En ese instante en que todos se relajaron un poco, Lucy simplemente no podía evitarlo. A pesar de que mantenía su aspecto habitual, ella quedó algo despechada con respecto a ese asunto, cosa algo problemática debido al hecho de que efectivamente Lincoln nunca tuvo la culpa de haberse involucrado de no ser por sus acciones.
‒ Yo... yo nunca pensé en eso así. ‒ admitió Lucy, con un toque de vergüenza. ‒ Lo siento Lincoln.
‒ Está bien. No querías decirlo. Además, ahora eso ya es algo del pasado. ‒ dijo Lincoln, con algo de compasión en su tono de voz.
‒ Sí, Lucy, no te preocupes. Tú solo tienes ocho años después de todo. ‒ agregó Maggie. ‒ Pero todas tus hermanas mayores deberían saberlo mejor. Es horrible lo que hicieron.
‒ Lo fue. Sin embargo, solo desearía que eso fuera lo ÚNICO peor que me hayan hecho. ‒ dijo Lincoln.
En eso, todos los invitados enmudecieron y le mostraron de nuevo al muchacho unas caras que rosaban entre la sorpresa y la duda.
‒ No hablas en serio, ¿verdad? ‒ dijo Dennis.
‒ ¿Qué es lo peor que han hecho? ‒ preguntó Emily, entrecerrando los ojos.
‒ Una vez fui echado de la casa. Por toda mi familia. Hermanas. Padres. E incluso las mascotas.
En ese momento, el silencio muerto se apoderó del sótano.
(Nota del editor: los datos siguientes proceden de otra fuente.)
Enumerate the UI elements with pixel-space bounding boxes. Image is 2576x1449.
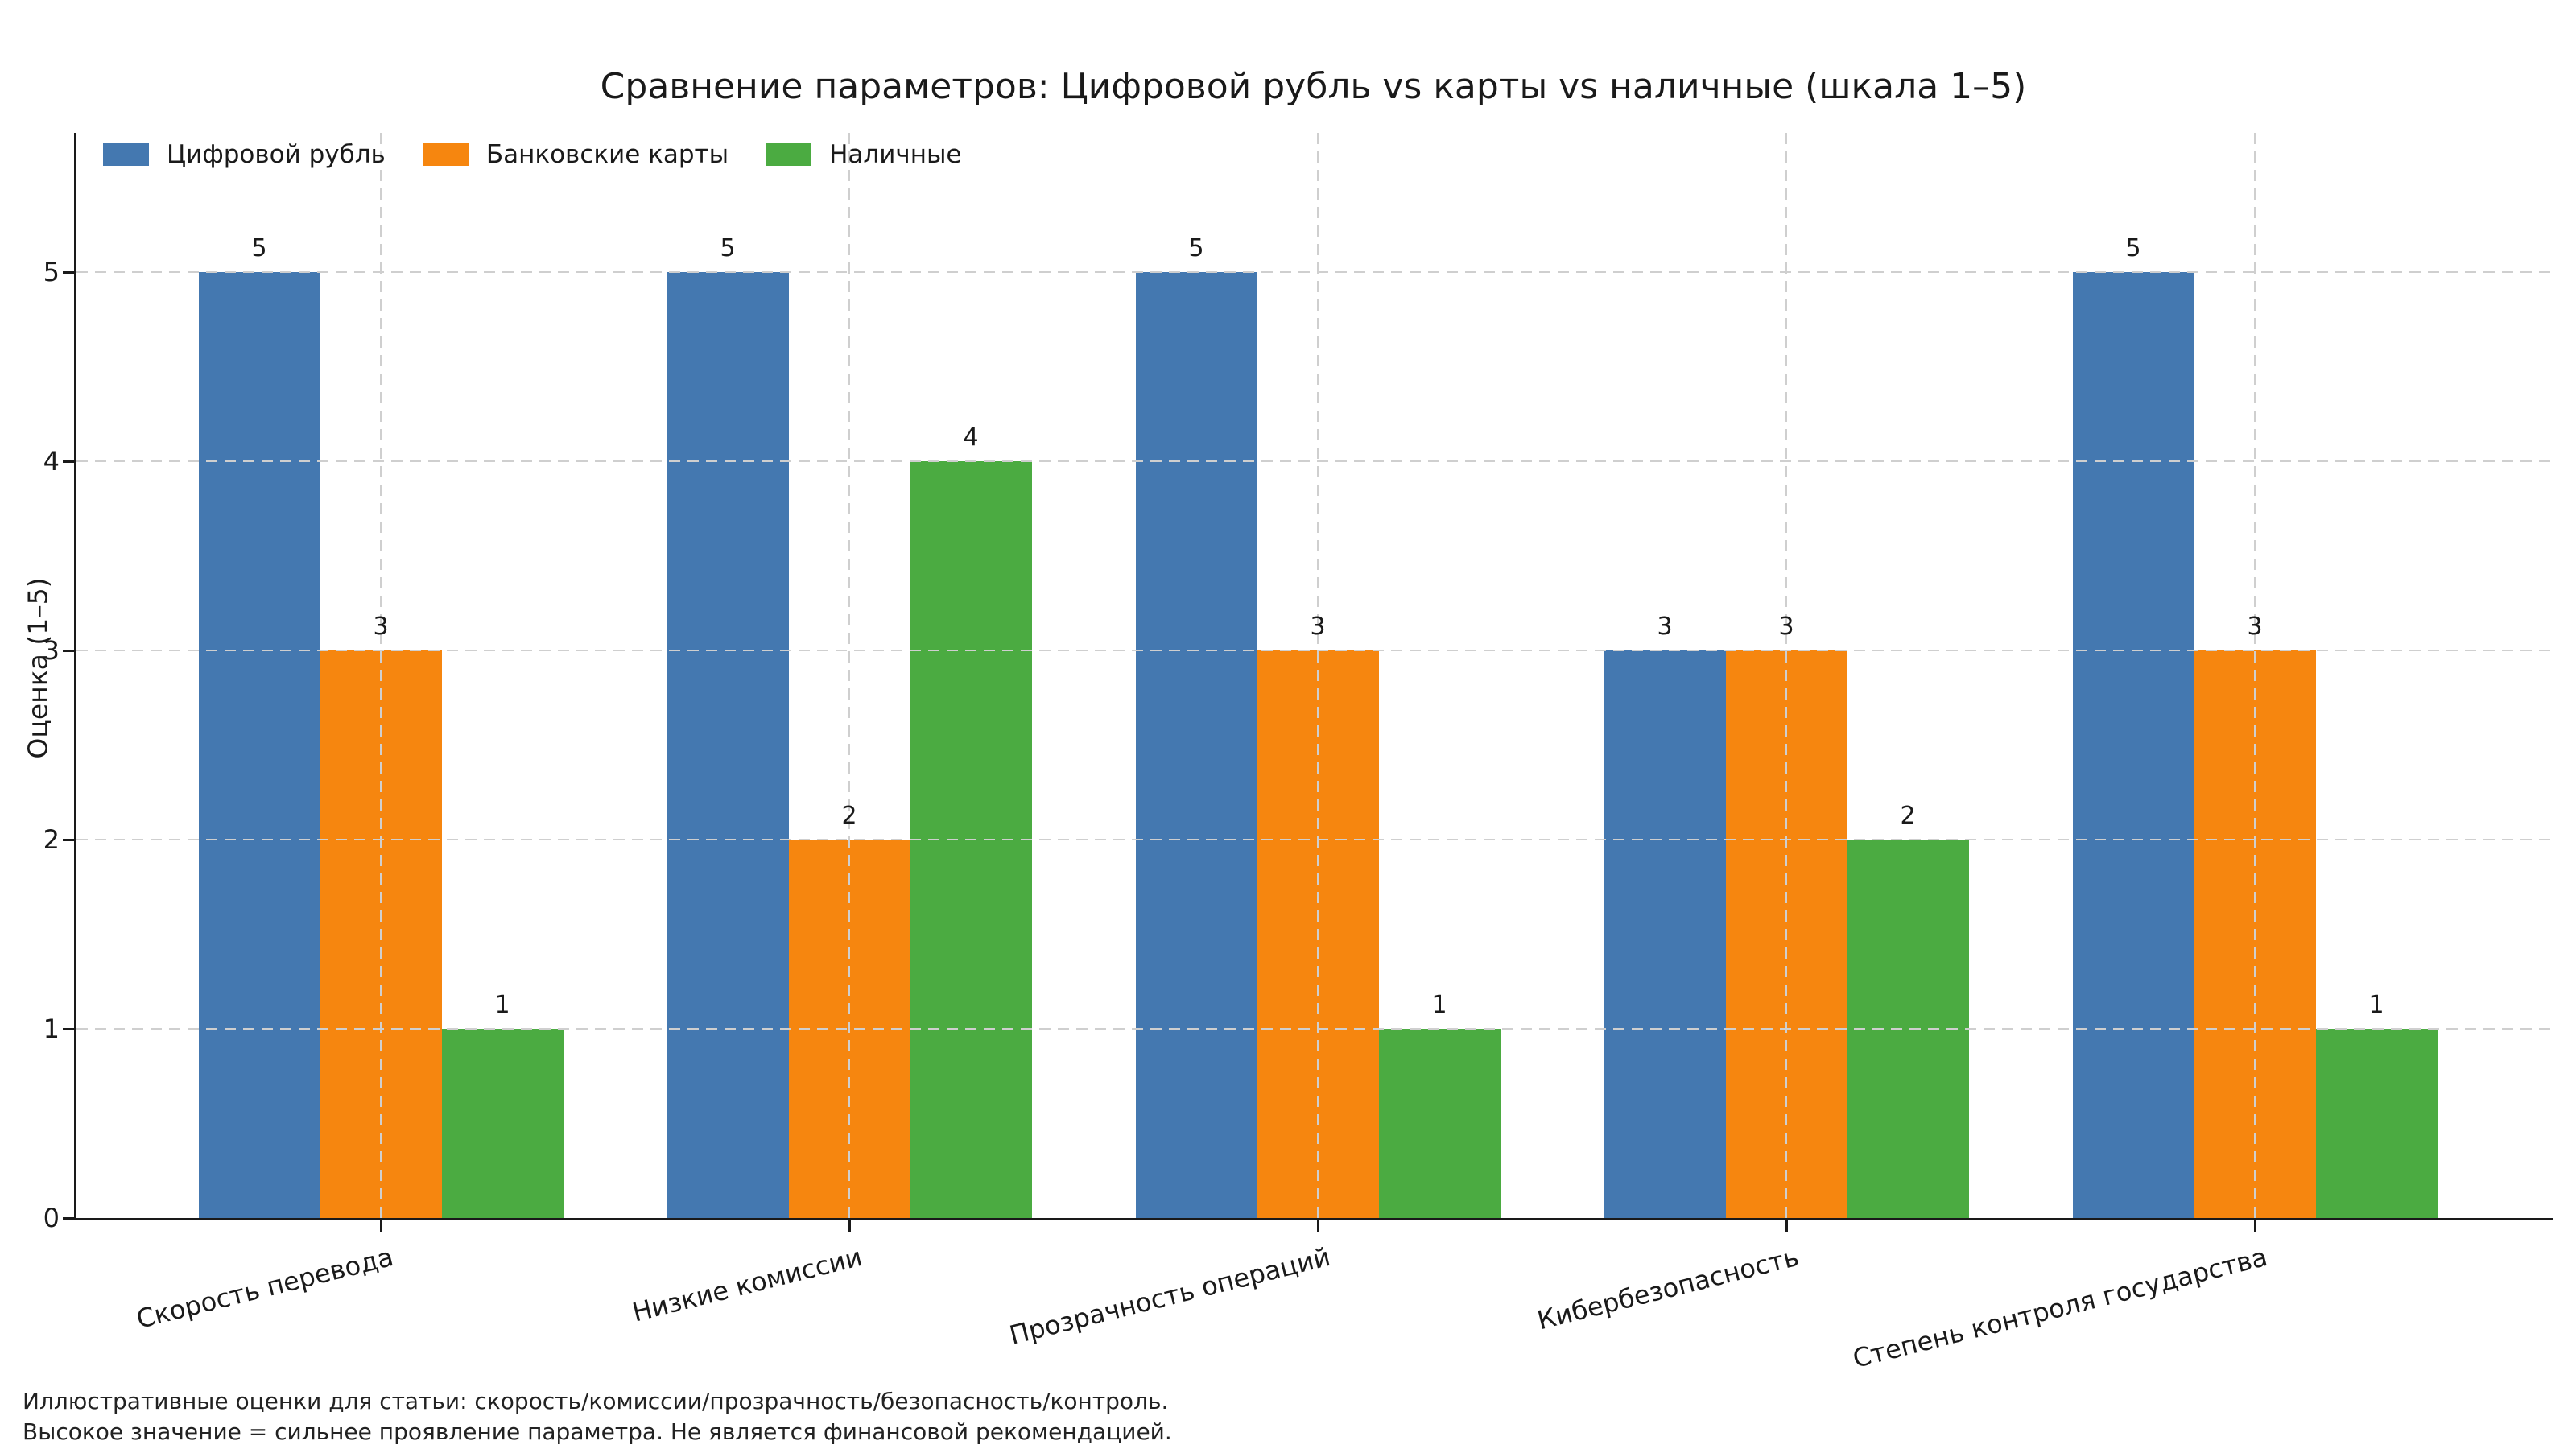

Era un poco misterioso para Lincoln, la forma en que todos estaban asombrados. Lucy, por otro lado, comenzaba a sentir miedo. Es posible que no pensara que lo que ocurrió con el Protocolo de Peleas de Hermanas fuera un gran problema al principio. Pero sabía de lo que Lincoln estaba hablando, y era un profundo pesar compartido por toda su familia. Y considerando la forma en que todos reaccionaron al Protocolo de Peleas de Hermanas, estaba nerviosa por encarar lo que estarían diciendo sobre ese asunto.